Ma i media finlandesi non hanno reagito a queste dicerie ignorandole: hanno invece pubblicato prontamente le rispettive smentite e dato anche ampio spazio alle rettifiche nei casi in cui avevano pubblicato notizie errate, facendo in modo che queste rettifiche fossero visibili almeno tanto quanto la notizia sbagliata originale.

Questa scelta editoriale è stata coordinata tramite il Consiglio Finlandese dei Mass Media o Council for Mass Media, un comitato di autoregolamentazione dei mezzi di comunicazione di massa, istituito nel lontano 1968, che ha anche il potere di obbligare una testata giornalistica a pubblicare una rettifica in caso di violazione delle buone prassi professionali. Nessuna censura, insomma, ma un chiaro obbligo di pubblicare una rettifica ben visibile. Non sembra un’invenzione particolarmente geniale, eppure provate a guardare, a titolo di confronto, quante rettifiche ben visibili trovate nei media in Italia.

Il governo finlandese ha anche sottoposto un centinaio dei propri funzionari a corsi di formazione specifici contro la disinformazione e ha istituito nelle scuole lezioni, tenute da giornalisti, su cosa significa fare il giornalista e su come evitare le fake news, insegnando non solo agli studenti, ma anche ai docenti e ai genitori degli studenti, a leggere le notizie con attenzione e ad esercitare il proprio senso critico.
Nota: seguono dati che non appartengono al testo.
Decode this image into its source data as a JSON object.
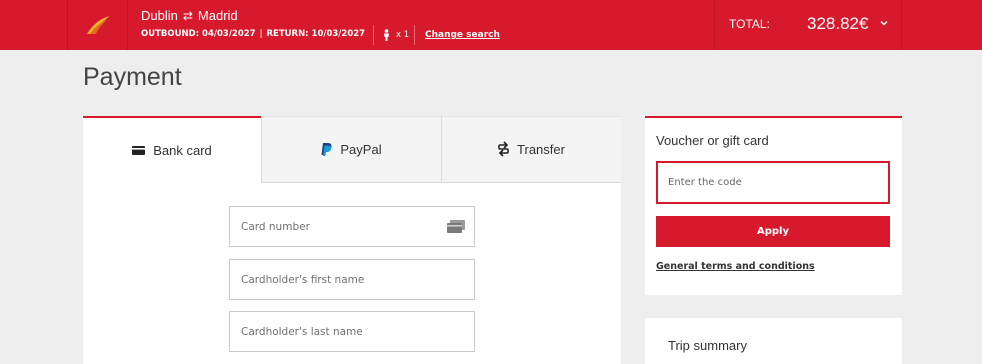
{
  "header": {
    "origin": "Dublin",
    "destination": "Madrid",
    "swap_icon": "swap-arrows-icon",
    "outbound": "OUTBOUND: 04/03/2027",
    "return": "RETURN: 10/03/2027",
    "passengers": "x 1",
    "change_search": "Change search",
    "total_label": "TOTAL:",
    "total_value": "328.82€"
  },
  "page": {
    "title": "Payment"
  },
  "payment": {
    "tabs": [
      {
        "label": "Bank card",
        "icon": "credit-card-icon"
      },
      {
        "label": "PayPal",
        "icon": "paypal-icon"
      },
      {
        "label": "Transfer",
        "icon": "transfer-icon"
      }
    ],
    "fields": {
      "card_number": "Card number",
      "first_name": "Cardholder's first name",
      "last_name": "Cardholder's last name"
    }
  },
  "voucher": {
    "title": "Voucher or gift card",
    "placeholder": "Enter the code",
    "apply": "Apply",
    "terms": "General terms and conditions"
  },
  "trip": {
    "title": "Trip summary"
  },
  "colors": {
    "brand": "#d7192d",
    "background": "#eeeeee"
  }
}
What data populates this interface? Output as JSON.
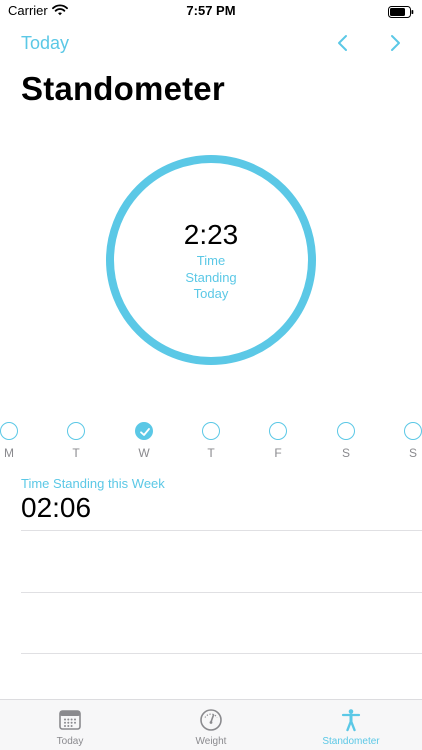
{
  "status_bar": {
    "carrier": "Carrier",
    "time": "7:57 PM"
  },
  "nav": {
    "back_label": "Today",
    "prev_icon": "chevron-left-icon",
    "next_icon": "chevron-right-icon"
  },
  "title": "Standometer",
  "ring": {
    "value": "2:23",
    "label_lines": [
      "Time",
      "Standing",
      "Today"
    ]
  },
  "week_days": [
    {
      "letter": "M",
      "checked": false
    },
    {
      "letter": "T",
      "checked": false
    },
    {
      "letter": "W",
      "checked": true
    },
    {
      "letter": "T",
      "checked": false
    },
    {
      "letter": "F",
      "checked": false
    },
    {
      "letter": "S",
      "checked": false
    },
    {
      "letter": "S",
      "checked": false
    }
  ],
  "week_summary": {
    "label": "Time Standing this Week",
    "value": "02:06"
  },
  "tabs": [
    {
      "label": "Today",
      "icon": "calendar-icon",
      "active": false
    },
    {
      "label": "Weight",
      "icon": "scale-icon",
      "active": false
    },
    {
      "label": "Standometer",
      "icon": "person-standing-icon",
      "active": true
    }
  ],
  "colors": {
    "accent": "#5bc8e6",
    "secondary_text": "#8a8a8e",
    "divider": "#e0e0e3"
  }
}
Anche questi non sembrano passi particolarmente fantascientifici, costosi o applicabili soltanto in quel paese.

I risultati non sono mancati: secondo un sondaggio, solo l’1% degli studenti fra 13 e 15 anni (quindi in una fascia d’età particolarmente vulnerabile alle fake news semplicemente per inesperienza) considera attendibili le fonti di notizie cosiddette “alternative”. E la fiducia verso i media tradizionali, che le fake news ambiscono a incrinare come strategia a lungo termine, è rimasta alta, anche fra gli adulti, il 50% dei quali conosce le fonti alternative ma soltanto l’8% dei quali le considera affidabili, mentre il 79% considera i giornali stampati la fonte più fidata.

In altre parole, le fake news si possono sì fermare, ma occorre investire tempo e risorse a lungo termine e coinvolgere tutti: giornalisti ed editori, istituzioni e scuole. Ci vogliamo almeno provare?